Os anos de 2015 e, a confirmarem-se as previsões, 2016 serão anos marcados por uma “recessão desnecessária” que ninguém previa e que Gikas Hardouvelis não tem dúvidas estar relacionada com a governação do partido de esquerda radical. A recessão trouxe “perda de rendimentos e deterioração dos padrões de vida”. Trouxe, também, “um colapso do valor dos bancos e a necessidade de mais uma recapitalização para o setor, por força do aumento do crédito em incumprimento e da subida da dívida pública”. O pior, contudo, na opinião de Hardouvelis é a “perda de credibilidade que implica uma quebra no investimento externo”, mesmo sendo agora menores os receios de saída da zona euro, vulgo Grexit.
Bruxelas fala em efeitos “duradouros” para a economia
A “incerteza elevada” que marcará para sempre 2015 na História grega não será fácil de esquecer, diz Bruxelas. No relatório divulgado na semana passada, a Comissão Europeia falou em “efeitos duradouros para a economia, que deverá continuar em recessão em 2016″. Os economistas da Comissão falam em “congelamento do investimento”, “fraca disponibilidade de crédito” e uma “inversão da tendência de diminuição do desemprego”. Pontos positivos? “O setor do turismo teve um desempenho excecional pelo segundo ano consecutivo”, diz Bruxelas.

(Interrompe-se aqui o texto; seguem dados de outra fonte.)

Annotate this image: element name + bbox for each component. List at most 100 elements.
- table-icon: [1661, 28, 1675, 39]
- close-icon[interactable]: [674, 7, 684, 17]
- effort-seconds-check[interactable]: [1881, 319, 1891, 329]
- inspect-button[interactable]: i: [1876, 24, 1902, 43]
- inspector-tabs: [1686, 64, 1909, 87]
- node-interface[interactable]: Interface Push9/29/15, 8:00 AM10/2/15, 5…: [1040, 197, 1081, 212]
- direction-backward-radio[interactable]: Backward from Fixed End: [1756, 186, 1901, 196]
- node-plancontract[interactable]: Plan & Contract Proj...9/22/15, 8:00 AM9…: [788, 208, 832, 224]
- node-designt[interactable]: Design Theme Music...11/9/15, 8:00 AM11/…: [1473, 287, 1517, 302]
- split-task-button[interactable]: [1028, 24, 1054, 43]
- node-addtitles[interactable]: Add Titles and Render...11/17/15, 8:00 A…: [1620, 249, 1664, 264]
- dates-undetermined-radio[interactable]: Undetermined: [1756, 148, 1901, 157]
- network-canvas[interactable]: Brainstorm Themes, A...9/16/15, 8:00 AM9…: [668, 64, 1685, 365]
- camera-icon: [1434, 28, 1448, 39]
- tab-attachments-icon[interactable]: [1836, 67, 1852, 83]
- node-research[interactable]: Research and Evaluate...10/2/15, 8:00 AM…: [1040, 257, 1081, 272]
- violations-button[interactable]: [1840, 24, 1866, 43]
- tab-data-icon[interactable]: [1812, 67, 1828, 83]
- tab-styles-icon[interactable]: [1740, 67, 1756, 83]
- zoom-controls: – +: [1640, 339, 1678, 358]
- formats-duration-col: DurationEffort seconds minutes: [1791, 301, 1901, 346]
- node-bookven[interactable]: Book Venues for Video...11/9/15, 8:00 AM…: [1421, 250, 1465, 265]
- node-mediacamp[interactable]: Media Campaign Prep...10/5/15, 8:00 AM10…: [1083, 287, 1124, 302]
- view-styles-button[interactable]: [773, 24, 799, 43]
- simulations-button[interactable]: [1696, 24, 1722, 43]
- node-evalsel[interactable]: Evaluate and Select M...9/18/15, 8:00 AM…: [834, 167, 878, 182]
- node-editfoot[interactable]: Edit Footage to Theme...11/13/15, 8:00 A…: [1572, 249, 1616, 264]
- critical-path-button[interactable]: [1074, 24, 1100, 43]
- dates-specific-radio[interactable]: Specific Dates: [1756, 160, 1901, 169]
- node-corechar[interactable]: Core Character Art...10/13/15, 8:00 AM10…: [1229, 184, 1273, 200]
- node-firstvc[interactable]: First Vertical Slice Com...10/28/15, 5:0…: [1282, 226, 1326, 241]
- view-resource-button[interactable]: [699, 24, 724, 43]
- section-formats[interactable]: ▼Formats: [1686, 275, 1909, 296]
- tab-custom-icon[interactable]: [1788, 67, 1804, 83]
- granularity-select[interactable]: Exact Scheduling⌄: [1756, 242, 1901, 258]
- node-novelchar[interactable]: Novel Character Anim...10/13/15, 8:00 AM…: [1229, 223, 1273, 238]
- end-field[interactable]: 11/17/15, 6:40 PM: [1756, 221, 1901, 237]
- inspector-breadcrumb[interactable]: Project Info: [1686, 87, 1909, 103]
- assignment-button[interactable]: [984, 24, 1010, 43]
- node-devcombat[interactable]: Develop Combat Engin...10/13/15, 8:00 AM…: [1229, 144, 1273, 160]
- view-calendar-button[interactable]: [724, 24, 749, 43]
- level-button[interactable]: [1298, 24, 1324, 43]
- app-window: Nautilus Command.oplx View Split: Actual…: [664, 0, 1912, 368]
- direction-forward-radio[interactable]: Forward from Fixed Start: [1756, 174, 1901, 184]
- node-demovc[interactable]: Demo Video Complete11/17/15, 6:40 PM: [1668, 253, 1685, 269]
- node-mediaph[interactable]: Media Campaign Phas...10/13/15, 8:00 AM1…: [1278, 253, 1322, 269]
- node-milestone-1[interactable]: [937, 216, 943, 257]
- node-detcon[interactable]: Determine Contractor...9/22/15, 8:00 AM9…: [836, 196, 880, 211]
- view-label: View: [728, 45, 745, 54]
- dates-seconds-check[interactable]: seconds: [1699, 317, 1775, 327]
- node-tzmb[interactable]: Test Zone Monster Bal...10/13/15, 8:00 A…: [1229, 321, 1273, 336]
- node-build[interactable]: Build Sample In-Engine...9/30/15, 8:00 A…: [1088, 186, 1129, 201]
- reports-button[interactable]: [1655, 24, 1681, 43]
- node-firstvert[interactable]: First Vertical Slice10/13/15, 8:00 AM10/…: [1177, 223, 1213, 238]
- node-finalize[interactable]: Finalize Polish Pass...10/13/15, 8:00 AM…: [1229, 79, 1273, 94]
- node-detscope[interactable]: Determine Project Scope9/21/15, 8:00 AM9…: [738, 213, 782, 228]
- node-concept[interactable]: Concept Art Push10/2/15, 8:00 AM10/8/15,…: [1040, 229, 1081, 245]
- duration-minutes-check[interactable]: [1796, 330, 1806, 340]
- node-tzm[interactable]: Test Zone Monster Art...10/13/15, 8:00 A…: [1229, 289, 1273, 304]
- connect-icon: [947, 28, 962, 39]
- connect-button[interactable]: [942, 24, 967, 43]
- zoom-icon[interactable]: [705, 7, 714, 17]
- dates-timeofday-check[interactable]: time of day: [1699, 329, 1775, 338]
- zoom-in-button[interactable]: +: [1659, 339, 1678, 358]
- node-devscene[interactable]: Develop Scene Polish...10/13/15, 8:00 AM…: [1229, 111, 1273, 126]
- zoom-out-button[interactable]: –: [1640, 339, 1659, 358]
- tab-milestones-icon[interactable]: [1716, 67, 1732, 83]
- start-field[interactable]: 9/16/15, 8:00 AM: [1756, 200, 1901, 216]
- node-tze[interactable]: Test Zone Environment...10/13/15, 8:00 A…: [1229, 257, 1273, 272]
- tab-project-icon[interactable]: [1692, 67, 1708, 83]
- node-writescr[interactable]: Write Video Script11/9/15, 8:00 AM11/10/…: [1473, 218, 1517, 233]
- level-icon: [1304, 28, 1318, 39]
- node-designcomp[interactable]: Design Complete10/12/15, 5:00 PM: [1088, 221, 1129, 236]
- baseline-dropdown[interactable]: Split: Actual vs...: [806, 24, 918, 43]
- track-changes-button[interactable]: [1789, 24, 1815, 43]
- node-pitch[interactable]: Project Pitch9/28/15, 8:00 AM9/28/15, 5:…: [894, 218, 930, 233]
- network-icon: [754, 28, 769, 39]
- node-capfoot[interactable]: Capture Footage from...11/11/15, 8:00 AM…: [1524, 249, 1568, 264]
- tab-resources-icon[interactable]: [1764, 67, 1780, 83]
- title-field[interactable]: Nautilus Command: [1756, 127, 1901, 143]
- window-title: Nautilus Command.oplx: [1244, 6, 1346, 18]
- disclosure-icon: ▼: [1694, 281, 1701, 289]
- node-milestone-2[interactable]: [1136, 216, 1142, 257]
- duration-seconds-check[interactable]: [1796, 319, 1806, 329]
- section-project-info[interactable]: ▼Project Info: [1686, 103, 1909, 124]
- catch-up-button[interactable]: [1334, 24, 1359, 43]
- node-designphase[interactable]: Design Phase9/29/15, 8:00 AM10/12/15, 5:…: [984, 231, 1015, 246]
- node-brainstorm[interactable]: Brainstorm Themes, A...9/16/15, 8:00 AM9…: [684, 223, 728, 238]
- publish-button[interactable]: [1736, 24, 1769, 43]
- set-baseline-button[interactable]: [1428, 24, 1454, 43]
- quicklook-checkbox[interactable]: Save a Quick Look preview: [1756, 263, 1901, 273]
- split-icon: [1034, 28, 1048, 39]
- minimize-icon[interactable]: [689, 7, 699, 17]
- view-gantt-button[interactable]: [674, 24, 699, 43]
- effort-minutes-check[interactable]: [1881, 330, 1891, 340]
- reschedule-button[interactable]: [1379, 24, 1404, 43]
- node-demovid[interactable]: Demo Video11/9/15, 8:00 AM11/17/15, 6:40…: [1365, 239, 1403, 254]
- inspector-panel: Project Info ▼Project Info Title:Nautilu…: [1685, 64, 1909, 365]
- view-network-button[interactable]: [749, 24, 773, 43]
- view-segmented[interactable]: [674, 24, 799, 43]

Talvez a taxa de desemprego volte a descer a partir de 2017, estima a Comissão Europeia, se “houver uma execução do programa concebido pelo Mecanismo Europeu de Estabilidade [o terceiro resgate] e isso levar a uma recuperação na confiança e no investimento. Talvez a taxa de crescimento do PIB saia de terreno negativo em meados de 2016, ainda que na análise anual só em 2017 se pode esperar um crescimento positivo. Talvez o défice público desça para 3,6% em 2016, um ano em que antes se previa um superavit de 1,2%.
Ainda assim, porta-voz da Comissão Europeia diz que “todos os dias estão a fazer-se progressos na Grécia”, apesar de as eleições de setembro e alguma hesitação interna terem levado a atrasos na aprovação das medidas necessárias para que continue a fluir financiamento europeu para Atenas.
Esse financiamento é crucial porque a perceção de risco dos investidores ainda é muito negativa. Apesar de os receios em torno da Grécia, espelhados nos juros da dívida que circula no mercado, terem diminuído em relação ao caos do verão, os investidores continuam a exigir um prémio de risco de quase 700 pontos base para comprar dívida grega em detrimento de dívida alemã. Esse spread é calculado subtraindo à taxa de 7,7% pedida pelos investidores para comprarem (a outros investidores) dívida grega a 10 anos o juro de 0,7% que a Alemanha paga se financiar no mesmo prazo.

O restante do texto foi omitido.